In response, opponents of the policy argued that it was inappropriate for the government to reduce fertility among low-income households by cutting benefits. Moreover, if a certain level of benefits per child were appropriate, they argued, it should apply to all children. They also claimed that the policy change was unlikely to significantly affect fertility decisions. Opponents predicted that the main effect of the change would be an increase in poverty among larger families. Determining the validity of these arguments is essential to effectively evaluate the policy and inform wider debates on the future of the welfare system. It is also relevant to international debates about trends in fertility in advanced economies; the policy changed as the total fertility rate in the UK steadily fell—from 1.9 children per woman in 2011 to 1.65 in 2019. It has declined even further since then, to 1.44 in 2023.

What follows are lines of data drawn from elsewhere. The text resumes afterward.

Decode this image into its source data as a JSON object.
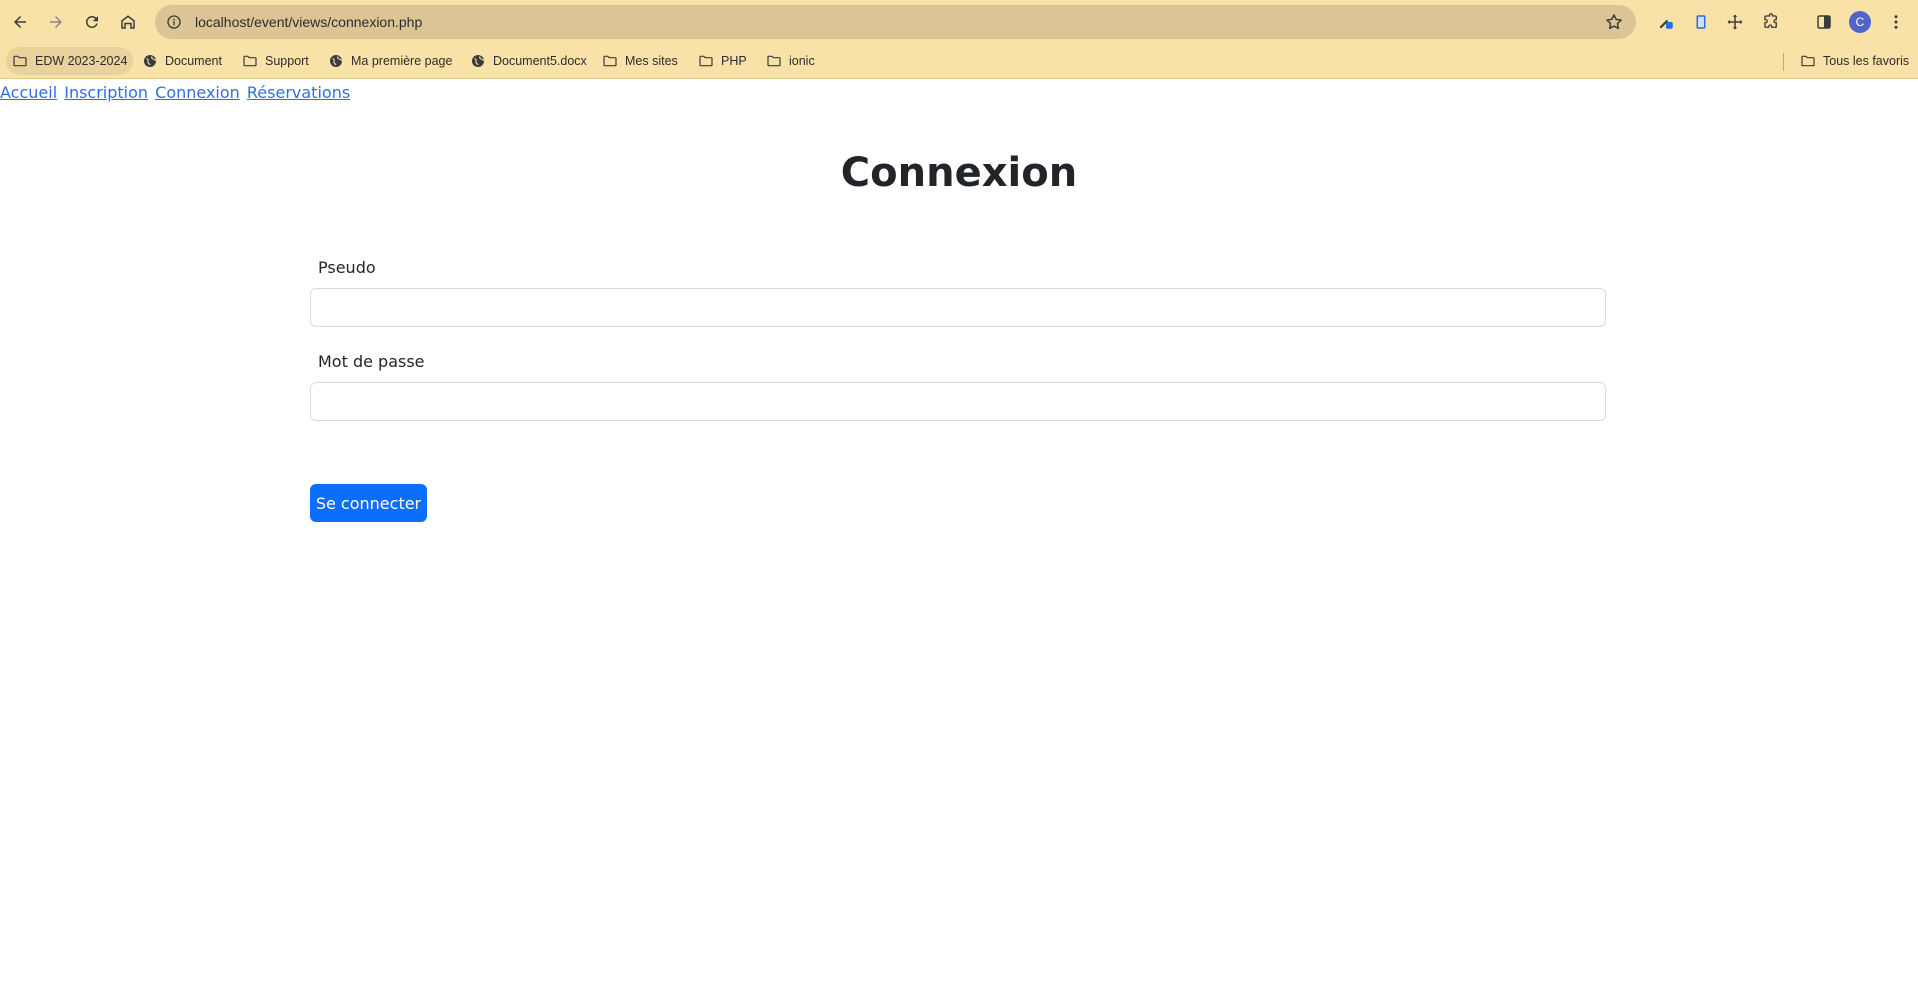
{
  "browser": {
    "url": "localhost/event/views/connexion.php",
    "bookmarks": [
      {
        "label": "EDW 2023-2024",
        "icon": "folder-icon"
      },
      {
        "label": "Document",
        "icon": "globe-icon"
      },
      {
        "label": "Support",
        "icon": "folder-icon"
      },
      {
        "label": "Ma première page",
        "icon": "globe-icon"
      },
      {
        "label": "Document5.docx",
        "icon": "globe-icon"
      },
      {
        "label": "Mes sites",
        "icon": "folder-icon"
      },
      {
        "label": "PHP",
        "icon": "folder-icon"
      },
      {
        "label": "ionic",
        "icon": "folder-icon"
      }
    ],
    "all_bookmarks": "Tous les favoris",
    "profile_initial": "C"
  },
  "nav": {
    "links": [
      "Accueil",
      "Inscription",
      "Connexion",
      "Réservations"
    ]
  },
  "page": {
    "title": "Connexion",
    "pseudo_label": "Pseudo",
    "pseudo_value": "",
    "password_label": "Mot de passe",
    "password_value": "",
    "submit_label": "Se connecter"
  },
  "colors": {
    "chrome_bg": "#f8e2a8",
    "link": "#2f6fe3",
    "primary_button": "#0d6efd"
  }
}
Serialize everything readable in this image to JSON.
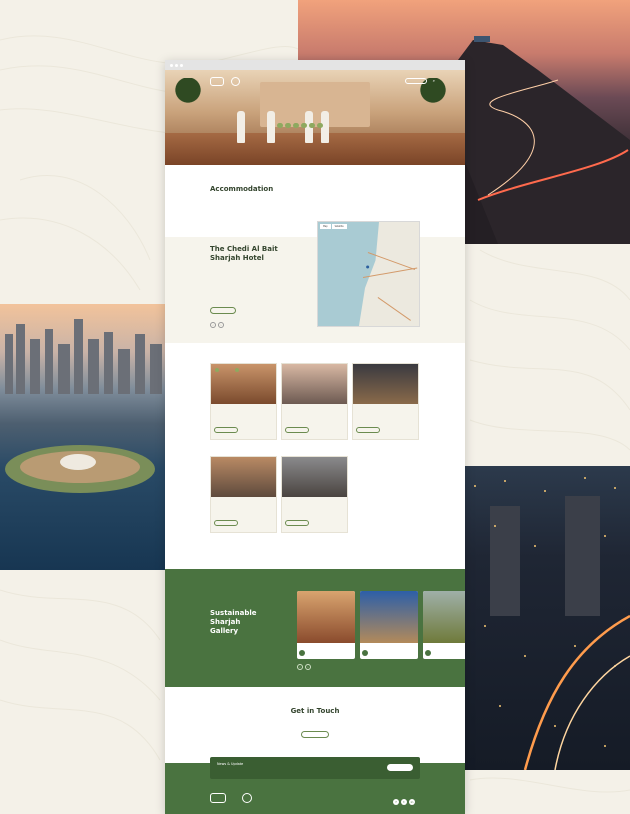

The nature of the two-child limit makes it well suited to identify the effect of the welfare system’s financial incentives on fertility. It was a large change introduced at once, and it affected some groups but not others. In 2022, the policy affected 450,000 households, including 1.4 million children. It applies only to third or subsequent children who were born on or after April 6, 2017, and the change did not affect better-off families that were not receiving benefits. Our research leverages variation between children in their date of birth, birth order, and socioeconomic status to determine the effect of the two-child limit on fertility.
Our findings suggest that the effect of the policy change on fertility, if any, was relatively small. There were steady decreases in the overall number of births in the UK before and after the change. However, our research does not find evidence of a substantial reduction in the relative number of births among the families affected. These findings are surprising because they differ from the findings of most prior research, which typically analyzed increases in benefits rather than reductions in benefits.
One interpretation of our findings is that families may not respond symmetrically to changes in benefits: Benefit cuts may not have equal and opposite effects to benefit expansions. Our results also undermine the implicit rationale for the reform: Rather than causing a major reduction in the number of children born to low-income families, cuts to benefits mainly increased the prevalence and severity of child poverty. Drawing on other research on the two-child limit, we speculate that lack of awareness of the policy, the persistence of fertility attitudes (particularly among larger families), and a misunderstanding among policymakers about how parents make decisions in fertility matters may have contributed to the policy’s failure to affect fertility decisions.
Our findings—and the possible drivers behind them—have significant economic implications. The fertility rate is lower than the death rate and declining in almost all advanced economies, so the effect of financial incentives that may address these trends is increasingly important. Our research demonstrates that financial incentives interact with broader socioeconomic conditions; thus, policies that focus on these incentives alone are unlikely to deliver the desired results.
Note
This research brief is based on Mary Reader et al., “Does Cutting Child Benefits Reduce Fertility in Larger Families? Evidence from the UK’s Two‑Child Limit,” Population Research and Policy Review 44 (March 4, 2025).